По-моему, это даже страшнее, чем всю ночь собирать свои вещи, а наутро вместо Бирюкова застать на парковке угрюмого усача. Хотя бы не нужно обманываться, да и надежда на то, что когда-то его образ сотрется из моей головы, все же есть. А что есть у этой женщина? Кроме списка женских имён, с которыми ей пришлось делить любимого мужчину?
-Тогда зачем он тебе? — не могу не спросить, хотя вряд ли имею право лезть с такими вопросами к той, что вдоволь настрадалась по моей вине.
-Ты ведь успешная женщина, бизнес у тебя свой…
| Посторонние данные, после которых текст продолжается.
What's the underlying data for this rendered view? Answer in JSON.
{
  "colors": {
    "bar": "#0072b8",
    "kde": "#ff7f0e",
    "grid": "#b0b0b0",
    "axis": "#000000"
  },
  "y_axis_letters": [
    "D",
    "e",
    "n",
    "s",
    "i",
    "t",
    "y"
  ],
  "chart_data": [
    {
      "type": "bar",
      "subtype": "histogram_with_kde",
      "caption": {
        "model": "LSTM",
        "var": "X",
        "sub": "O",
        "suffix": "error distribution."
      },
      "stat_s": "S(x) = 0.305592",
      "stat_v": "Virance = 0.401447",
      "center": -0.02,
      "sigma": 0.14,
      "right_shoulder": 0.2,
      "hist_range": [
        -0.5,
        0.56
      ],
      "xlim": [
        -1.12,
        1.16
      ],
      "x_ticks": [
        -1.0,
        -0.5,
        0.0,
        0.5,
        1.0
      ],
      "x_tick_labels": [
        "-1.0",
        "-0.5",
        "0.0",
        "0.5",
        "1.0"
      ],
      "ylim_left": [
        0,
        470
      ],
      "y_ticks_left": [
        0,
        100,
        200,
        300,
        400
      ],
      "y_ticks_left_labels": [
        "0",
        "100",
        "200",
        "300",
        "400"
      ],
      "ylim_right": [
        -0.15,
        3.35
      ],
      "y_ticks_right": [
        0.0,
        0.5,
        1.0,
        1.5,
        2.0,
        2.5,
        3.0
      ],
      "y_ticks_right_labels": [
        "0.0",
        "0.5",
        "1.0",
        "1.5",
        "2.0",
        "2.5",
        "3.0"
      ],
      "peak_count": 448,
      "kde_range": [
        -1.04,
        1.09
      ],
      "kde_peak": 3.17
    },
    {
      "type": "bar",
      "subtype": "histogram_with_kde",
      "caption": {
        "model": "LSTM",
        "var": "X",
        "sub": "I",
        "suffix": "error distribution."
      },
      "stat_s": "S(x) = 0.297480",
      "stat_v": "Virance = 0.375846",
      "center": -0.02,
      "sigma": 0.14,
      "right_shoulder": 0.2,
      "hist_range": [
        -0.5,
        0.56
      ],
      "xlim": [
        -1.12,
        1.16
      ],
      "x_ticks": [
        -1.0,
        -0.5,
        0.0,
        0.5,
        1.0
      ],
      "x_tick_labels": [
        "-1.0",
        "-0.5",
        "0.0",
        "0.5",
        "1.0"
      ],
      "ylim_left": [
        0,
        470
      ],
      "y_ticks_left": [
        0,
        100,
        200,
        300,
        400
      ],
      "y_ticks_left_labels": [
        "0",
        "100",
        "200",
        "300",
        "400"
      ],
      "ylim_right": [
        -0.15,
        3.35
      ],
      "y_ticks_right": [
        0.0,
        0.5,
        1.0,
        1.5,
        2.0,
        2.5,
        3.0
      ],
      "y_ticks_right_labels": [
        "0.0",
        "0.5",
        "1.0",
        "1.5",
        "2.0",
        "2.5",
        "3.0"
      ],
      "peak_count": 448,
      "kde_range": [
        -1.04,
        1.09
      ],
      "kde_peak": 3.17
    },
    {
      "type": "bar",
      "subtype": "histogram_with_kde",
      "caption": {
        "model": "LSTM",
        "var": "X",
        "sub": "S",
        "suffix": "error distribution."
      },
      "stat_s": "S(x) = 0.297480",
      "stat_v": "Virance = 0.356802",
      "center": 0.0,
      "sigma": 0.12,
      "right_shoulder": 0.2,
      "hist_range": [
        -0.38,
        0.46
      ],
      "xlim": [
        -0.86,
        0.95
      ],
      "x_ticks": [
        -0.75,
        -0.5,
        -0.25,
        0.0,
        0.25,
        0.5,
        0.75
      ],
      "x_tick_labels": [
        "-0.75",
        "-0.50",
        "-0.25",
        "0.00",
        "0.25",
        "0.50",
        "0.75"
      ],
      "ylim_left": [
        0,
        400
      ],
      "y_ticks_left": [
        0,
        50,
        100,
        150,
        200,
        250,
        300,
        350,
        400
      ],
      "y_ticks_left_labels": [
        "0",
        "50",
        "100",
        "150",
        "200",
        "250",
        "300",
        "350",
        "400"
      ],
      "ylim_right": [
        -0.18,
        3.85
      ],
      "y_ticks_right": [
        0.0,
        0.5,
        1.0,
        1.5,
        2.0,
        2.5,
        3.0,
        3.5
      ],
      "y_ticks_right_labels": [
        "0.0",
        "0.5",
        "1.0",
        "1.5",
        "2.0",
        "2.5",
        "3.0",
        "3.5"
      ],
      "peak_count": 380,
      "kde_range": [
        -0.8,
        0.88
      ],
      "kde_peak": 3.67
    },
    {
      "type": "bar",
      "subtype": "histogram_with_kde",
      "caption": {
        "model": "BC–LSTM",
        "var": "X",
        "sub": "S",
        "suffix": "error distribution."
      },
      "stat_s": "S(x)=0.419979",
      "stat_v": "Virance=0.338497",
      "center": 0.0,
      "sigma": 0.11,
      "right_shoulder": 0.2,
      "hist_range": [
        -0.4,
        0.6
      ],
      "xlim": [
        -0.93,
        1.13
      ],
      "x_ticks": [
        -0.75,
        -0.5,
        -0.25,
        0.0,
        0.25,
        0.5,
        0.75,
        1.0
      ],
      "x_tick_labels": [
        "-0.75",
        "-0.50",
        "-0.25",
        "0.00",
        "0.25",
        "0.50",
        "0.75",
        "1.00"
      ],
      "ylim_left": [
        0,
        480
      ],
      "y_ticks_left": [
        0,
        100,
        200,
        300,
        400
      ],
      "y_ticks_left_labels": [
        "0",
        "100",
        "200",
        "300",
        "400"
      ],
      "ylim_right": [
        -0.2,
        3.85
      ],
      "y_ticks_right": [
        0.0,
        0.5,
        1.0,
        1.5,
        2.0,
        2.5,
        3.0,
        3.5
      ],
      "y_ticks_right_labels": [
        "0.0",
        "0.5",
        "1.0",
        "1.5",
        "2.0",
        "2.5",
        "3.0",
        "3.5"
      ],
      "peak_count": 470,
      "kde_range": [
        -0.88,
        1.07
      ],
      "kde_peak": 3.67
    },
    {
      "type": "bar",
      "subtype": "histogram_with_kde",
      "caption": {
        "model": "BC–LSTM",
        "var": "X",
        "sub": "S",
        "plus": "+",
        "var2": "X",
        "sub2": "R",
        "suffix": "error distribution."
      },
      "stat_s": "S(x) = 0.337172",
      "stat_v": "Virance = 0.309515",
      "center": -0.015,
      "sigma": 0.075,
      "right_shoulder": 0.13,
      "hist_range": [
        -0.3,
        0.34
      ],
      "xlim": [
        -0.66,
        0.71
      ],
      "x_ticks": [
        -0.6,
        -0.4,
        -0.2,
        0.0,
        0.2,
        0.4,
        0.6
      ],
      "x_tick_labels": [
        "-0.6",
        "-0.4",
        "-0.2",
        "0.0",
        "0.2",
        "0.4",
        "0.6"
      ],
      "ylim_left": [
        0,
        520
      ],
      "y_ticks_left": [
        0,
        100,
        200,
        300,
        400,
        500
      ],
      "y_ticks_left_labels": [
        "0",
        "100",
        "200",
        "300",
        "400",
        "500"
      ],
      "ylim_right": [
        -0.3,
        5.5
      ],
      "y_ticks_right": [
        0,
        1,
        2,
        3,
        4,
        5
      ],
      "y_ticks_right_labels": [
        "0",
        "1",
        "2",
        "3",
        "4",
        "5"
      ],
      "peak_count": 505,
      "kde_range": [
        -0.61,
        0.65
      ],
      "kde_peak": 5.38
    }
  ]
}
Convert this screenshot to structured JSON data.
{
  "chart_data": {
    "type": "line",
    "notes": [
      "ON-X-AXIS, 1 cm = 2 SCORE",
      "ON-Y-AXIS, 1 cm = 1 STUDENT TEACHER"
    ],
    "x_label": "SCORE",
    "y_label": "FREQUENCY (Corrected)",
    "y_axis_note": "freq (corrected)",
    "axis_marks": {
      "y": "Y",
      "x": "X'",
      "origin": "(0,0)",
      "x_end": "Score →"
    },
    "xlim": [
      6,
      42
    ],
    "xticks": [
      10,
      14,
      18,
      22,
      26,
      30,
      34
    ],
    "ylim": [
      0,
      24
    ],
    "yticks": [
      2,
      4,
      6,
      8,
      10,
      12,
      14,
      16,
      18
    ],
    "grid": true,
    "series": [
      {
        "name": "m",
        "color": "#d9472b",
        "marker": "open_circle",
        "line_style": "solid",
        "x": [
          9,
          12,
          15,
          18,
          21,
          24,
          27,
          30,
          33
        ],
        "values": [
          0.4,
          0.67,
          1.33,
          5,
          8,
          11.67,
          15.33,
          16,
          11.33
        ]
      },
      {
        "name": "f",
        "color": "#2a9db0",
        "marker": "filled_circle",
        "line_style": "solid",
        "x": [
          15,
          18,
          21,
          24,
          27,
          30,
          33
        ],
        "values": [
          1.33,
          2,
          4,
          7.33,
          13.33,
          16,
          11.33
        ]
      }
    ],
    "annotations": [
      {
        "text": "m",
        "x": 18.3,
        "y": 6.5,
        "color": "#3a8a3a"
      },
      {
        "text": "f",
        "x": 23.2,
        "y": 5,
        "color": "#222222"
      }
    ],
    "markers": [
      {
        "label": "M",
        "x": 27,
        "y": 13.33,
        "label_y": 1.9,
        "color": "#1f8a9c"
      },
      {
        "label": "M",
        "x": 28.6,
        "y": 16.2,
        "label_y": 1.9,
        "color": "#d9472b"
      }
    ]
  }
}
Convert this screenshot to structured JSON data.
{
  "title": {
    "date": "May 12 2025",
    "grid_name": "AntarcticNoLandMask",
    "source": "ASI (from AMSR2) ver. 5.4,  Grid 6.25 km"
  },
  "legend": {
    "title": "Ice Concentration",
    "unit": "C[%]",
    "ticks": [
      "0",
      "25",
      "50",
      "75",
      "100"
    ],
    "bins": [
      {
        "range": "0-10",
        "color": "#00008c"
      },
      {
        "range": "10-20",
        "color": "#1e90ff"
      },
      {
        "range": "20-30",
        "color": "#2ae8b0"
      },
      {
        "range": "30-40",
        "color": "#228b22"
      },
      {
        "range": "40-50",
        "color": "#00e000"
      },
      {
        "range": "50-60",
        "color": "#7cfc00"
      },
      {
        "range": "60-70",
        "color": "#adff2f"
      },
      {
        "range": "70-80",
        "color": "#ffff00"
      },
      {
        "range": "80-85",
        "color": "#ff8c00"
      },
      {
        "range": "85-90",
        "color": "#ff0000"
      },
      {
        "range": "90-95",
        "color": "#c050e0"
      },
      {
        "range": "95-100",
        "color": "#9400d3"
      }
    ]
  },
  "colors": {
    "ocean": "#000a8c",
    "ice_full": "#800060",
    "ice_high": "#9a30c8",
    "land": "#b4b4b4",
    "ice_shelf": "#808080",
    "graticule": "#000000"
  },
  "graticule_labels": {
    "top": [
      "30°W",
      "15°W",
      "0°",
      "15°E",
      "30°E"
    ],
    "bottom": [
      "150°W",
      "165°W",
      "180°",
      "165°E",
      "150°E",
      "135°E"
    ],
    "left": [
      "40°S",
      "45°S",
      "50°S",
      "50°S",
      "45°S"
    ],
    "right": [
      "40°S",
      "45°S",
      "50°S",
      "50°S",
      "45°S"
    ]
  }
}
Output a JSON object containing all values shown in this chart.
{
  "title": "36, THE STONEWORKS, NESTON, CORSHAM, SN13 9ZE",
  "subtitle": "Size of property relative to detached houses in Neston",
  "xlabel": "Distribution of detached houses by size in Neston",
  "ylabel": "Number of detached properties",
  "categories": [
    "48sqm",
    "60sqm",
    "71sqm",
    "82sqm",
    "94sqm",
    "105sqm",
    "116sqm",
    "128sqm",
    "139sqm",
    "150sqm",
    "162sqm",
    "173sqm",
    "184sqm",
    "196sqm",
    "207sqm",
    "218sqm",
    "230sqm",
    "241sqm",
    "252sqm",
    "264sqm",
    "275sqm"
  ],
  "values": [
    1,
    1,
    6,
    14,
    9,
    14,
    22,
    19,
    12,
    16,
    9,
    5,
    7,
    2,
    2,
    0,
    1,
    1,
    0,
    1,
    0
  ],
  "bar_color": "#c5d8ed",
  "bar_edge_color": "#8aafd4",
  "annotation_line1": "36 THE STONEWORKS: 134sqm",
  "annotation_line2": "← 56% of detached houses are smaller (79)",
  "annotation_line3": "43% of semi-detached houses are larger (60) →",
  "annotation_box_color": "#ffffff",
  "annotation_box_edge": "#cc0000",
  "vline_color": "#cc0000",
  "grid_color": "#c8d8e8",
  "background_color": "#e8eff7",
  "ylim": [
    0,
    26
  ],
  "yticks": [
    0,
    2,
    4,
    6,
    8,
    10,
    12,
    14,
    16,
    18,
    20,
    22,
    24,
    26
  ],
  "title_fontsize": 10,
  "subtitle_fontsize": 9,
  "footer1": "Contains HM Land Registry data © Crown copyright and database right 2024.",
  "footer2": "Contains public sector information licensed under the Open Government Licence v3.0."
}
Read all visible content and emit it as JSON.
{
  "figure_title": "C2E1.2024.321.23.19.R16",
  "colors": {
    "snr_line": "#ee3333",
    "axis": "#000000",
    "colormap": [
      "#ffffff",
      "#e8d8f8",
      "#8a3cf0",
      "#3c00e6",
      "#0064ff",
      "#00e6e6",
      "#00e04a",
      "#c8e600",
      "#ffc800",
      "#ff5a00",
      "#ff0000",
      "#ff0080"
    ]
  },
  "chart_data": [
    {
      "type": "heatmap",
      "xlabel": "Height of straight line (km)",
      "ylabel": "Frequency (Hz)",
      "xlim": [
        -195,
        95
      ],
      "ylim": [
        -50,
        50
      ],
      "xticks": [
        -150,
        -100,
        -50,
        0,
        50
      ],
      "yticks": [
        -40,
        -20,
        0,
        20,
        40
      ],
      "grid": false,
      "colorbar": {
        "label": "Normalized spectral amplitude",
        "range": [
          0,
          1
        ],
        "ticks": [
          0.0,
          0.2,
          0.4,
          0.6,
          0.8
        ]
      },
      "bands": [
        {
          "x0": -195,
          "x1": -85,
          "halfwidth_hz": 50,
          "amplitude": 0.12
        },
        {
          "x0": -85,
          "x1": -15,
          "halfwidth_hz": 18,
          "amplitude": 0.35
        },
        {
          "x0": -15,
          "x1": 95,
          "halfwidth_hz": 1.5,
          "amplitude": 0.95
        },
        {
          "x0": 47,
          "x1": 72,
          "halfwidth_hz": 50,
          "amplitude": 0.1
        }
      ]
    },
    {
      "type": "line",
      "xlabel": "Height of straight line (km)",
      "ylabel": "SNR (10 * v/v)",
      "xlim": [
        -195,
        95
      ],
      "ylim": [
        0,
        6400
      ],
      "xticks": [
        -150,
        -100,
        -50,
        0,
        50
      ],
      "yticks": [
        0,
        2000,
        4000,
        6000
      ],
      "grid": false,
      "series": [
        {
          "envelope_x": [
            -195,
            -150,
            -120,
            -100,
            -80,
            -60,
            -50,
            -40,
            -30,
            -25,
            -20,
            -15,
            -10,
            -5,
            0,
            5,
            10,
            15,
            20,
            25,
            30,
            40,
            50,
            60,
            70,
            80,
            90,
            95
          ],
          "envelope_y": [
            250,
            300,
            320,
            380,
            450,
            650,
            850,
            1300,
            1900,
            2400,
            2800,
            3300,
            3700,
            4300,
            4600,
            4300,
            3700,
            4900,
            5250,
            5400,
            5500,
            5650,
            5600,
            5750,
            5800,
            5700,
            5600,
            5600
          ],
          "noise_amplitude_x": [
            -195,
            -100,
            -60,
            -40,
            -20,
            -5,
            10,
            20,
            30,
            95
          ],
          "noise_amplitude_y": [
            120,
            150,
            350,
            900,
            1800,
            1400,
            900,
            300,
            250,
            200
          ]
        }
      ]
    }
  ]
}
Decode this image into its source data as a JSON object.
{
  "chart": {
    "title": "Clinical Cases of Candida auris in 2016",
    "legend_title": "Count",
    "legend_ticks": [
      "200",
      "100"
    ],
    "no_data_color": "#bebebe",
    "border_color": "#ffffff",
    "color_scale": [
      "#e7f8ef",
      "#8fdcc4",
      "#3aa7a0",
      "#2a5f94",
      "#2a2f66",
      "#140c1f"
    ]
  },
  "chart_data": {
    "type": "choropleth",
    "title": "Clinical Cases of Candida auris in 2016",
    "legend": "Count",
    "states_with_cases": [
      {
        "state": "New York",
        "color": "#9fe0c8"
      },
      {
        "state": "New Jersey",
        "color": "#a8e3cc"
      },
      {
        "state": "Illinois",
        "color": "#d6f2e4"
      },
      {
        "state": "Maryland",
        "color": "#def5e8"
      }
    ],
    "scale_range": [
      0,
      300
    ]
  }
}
-А что мне эти деньги? На кого их тратить? Шестой десяток разменяла и, кроме Руслана, больше и заботиться не о ком. Ни детей, ни даже племянников, чтобы им после себя что-то оставить. Так и живу, таких вот как ты пересидеть пытаюсь. Хоть какое-то развлечение, — усмехается горько и тушит бычок об одну из коробок. - Когда ж вы молодые да жадные о людях думать начнете? Когда поймете, что чужая семья — это табу? Что ради дорогих курортов и модного шмотья под чужого мужика ложиться — последнее дело!
Слезу утирает, а мне хочется вместе с ней разреветься. Что я, вообще, наделала? Разве она виновата в том, что мне жизни богатой хотелось?
-Прости, - прошу искренне и сглатываю ком, вставший в горле.
-Никогда, - шепчет тихо и отворачивается, наспех приводя лицо в порядок.
Порою, чтобы что-то понять достаточно вида потекшей туши на чужих щеках, чьего-то тяжкого вздоха и дроби каблуков по бетонному полу, скрипа петель металлической двери и брошенного требовательно:
-Пошла вон.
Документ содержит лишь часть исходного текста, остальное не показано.